The downturn in the economy and the sharp uptick in oil prices are ruining the outlook for many industries, none more so than the airline business in which more than half of all operating costs are accounted for by aviation turbine fuel, or ATF.
The industry is expected to lose up to Rs 10,000 crore (Rs 100 billion) this year, a staggering sum when viewed against the size of the airline companies and the financial capacity of airline promoters, many of whom have no other businesses to draw cash from.
Even those who do, like Go Air, will wonder whether to throw good money after bad. The outlook is no better for state-owned Air-India, which alone is believed to have lost over Rs 2,000 crore (Rs 20 billion) last year, and is in debt to the horrific extent of up to Rs 10,000 crore.
The civil aviation minister as well as the airline companies have made the point repeatedly that the primary problem is the high cost of ATF in India, compared to other countries. This is true enough, but it is hard to see the finance minister listening sympathetically to their plea for international parity prices for ATF.
If he is to drop taxes on petroleum products to the extent of Rs 5,000 crore (Rs 50 billion) and more, Mr Chidambaram would much rather do it on other petroleum products so as to yield greater political mileage than he will get from the airlines and air passengers.
And the state governments have nixed the idea of cutting sales tax rates for ATF; indeed, of the two that have done so already, Kerala threatens to raise it back to the old level.
The correction, then, must come from elsewhere, and the only options within the airlines' control are to cut costs and raise fares.
The headlines suggest that cost-cutting has begun in earnest -- some uneconomic routes have been taken off the map, the number of flights has been reduced, expensive foreign pilots are being sent back, and merged airlines are lowering their headcount quite significantly.
There is also talk of withdrawing some elements of the service provided to passengers, but in a competitive market no one has dared take the first step in this direction.
As for fares being raised, most airlines have done so already (although in a collusive manner that invites questions from the Competition Commission), but they will have to do it again. At the moment, the correction has been largely through the abolition of low-cost fares that were competing with the railways. But air fares need to rise much more before airline operations stop making losses.
This will automatically mean saying good-bye to the first-time fliers who were traveling on their own account and who had contributed to the boom in the aviation business over the past three or four years. In other words, load factors will drop and there will be surplus capacity in the industry.
Most estimates suggest that the excess is 15-20 per cent of today's seats. The problem for the airlines is that, while they can delay the arrival of new aircraft on order, it is not always easy to send back leased planes (which account for two-thirds of their fleet) without incurring heavy losses. And sub-leases to other airlines are not easy in today's depressed market.

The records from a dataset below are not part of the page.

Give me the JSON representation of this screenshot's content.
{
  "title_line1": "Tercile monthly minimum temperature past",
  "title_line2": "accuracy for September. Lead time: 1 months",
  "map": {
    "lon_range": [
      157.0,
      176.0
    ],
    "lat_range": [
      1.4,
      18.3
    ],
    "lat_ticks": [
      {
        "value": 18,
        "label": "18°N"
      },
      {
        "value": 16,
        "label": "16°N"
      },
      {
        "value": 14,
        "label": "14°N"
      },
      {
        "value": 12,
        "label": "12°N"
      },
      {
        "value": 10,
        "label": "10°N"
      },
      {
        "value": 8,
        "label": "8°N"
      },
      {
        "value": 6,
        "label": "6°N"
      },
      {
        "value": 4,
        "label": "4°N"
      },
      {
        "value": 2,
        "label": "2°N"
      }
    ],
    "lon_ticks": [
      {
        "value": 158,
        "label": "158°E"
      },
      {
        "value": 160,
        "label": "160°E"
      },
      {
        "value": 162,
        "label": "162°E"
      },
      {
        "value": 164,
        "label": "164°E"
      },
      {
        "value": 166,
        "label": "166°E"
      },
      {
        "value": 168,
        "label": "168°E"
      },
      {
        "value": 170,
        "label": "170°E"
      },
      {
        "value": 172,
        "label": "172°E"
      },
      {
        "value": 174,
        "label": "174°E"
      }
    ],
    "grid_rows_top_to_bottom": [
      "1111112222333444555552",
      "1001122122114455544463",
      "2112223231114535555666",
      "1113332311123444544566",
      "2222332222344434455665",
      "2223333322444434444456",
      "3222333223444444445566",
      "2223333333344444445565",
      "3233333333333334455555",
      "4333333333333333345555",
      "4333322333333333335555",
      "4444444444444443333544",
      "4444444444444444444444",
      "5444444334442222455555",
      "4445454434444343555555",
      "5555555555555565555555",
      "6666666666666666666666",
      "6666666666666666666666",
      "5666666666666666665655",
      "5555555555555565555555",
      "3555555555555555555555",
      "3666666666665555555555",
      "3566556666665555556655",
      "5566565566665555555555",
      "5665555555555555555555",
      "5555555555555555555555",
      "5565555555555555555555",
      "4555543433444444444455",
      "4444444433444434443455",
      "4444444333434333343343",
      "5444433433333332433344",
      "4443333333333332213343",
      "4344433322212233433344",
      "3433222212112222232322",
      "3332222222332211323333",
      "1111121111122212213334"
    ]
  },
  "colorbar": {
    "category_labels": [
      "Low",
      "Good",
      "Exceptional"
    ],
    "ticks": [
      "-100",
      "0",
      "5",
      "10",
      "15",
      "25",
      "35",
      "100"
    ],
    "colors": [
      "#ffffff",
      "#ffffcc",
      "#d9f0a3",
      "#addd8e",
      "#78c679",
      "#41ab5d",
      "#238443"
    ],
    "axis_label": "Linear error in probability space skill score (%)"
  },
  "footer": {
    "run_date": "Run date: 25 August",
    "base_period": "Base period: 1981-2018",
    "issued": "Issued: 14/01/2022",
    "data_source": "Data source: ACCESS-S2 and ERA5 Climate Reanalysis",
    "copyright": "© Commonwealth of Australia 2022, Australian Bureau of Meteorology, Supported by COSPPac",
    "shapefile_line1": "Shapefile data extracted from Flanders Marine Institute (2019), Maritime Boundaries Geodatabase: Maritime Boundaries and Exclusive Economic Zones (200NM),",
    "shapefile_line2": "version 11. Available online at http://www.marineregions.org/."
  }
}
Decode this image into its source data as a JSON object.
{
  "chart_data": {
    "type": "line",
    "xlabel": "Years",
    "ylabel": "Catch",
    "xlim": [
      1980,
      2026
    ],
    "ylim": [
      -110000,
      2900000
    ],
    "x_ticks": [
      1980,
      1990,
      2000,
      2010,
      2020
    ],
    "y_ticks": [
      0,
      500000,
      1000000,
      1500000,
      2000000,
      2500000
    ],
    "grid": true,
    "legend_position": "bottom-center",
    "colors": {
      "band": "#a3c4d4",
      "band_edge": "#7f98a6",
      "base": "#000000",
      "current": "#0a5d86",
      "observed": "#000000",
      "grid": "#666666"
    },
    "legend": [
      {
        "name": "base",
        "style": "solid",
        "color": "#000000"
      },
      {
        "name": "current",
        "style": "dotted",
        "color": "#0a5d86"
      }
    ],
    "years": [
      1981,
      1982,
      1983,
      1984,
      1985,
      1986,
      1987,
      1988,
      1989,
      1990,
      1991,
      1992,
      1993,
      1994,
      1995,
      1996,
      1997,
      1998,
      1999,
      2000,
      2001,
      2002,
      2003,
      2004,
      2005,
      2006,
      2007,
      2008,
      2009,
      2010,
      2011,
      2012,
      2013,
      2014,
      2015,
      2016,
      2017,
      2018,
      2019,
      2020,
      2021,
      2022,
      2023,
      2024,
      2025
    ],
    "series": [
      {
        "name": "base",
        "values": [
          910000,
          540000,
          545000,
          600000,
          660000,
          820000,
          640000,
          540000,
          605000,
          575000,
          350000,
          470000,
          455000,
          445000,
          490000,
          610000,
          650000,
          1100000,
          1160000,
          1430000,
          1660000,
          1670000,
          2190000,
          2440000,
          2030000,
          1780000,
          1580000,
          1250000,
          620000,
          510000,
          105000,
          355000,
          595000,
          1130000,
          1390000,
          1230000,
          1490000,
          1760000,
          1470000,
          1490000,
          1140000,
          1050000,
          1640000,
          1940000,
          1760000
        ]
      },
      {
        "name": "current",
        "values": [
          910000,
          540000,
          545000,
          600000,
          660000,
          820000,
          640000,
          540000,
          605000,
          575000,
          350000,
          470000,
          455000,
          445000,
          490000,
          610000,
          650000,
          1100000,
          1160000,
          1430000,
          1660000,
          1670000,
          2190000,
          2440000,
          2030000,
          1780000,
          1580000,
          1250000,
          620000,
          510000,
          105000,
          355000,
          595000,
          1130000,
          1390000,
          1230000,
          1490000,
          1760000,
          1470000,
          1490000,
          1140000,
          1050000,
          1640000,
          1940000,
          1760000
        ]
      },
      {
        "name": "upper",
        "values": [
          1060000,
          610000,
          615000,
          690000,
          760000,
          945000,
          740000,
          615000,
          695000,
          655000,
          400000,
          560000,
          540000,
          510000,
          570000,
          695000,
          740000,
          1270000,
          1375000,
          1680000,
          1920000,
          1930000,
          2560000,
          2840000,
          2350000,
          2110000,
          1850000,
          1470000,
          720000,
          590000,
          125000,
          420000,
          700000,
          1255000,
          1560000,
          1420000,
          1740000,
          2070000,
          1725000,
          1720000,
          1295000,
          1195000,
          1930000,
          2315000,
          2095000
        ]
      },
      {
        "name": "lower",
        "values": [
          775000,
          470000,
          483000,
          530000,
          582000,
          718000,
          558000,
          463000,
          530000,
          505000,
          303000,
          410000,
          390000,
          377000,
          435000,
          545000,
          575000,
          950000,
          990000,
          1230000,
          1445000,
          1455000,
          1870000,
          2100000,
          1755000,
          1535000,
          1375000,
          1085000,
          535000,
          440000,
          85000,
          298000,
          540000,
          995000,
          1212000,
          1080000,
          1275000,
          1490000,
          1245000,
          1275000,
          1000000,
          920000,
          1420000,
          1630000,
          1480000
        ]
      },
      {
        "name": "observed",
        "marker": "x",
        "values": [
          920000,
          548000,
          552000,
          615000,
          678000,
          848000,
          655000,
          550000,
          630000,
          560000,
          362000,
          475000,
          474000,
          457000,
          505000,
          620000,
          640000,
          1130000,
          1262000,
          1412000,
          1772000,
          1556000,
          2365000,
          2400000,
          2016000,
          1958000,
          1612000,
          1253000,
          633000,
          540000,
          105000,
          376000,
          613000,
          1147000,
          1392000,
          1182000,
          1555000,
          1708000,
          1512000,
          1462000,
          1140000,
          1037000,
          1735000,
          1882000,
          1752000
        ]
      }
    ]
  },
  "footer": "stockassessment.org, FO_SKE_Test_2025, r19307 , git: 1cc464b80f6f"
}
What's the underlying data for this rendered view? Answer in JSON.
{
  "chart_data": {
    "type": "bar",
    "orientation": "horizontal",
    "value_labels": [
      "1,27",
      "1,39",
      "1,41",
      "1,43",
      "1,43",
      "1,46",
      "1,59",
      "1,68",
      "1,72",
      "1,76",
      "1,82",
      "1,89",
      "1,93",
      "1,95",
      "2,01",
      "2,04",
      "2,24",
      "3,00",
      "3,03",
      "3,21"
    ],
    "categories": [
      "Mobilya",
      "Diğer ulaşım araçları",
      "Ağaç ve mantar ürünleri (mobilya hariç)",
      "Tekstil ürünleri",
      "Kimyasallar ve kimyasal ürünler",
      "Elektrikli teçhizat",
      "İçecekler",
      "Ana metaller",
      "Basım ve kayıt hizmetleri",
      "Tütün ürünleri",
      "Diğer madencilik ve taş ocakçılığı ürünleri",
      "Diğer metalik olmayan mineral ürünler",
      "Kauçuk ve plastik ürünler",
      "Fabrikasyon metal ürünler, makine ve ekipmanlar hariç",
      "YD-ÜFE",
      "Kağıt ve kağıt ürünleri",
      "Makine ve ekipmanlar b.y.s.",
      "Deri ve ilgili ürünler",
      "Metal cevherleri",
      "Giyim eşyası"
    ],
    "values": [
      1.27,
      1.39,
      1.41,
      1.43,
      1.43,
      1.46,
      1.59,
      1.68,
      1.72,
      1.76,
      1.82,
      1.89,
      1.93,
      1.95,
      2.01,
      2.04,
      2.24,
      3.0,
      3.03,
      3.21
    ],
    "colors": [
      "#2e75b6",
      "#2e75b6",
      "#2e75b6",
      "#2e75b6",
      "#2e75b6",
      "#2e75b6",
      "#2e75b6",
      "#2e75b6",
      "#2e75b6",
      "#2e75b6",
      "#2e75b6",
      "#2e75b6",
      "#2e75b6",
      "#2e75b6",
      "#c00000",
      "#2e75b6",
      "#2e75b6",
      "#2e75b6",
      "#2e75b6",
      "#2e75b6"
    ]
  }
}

Nevertheless, it is only after setting their own house in order that the airlines can legitimately ask for help from the government. If they have raised fares, downsized to the extent possible, and reduced costs, and then if they are still losing money, they can legitimately ask the government to do its bit by reducing the cost of ATF.
But first, the airlines will have to do what they can to manage the turbulence on their own.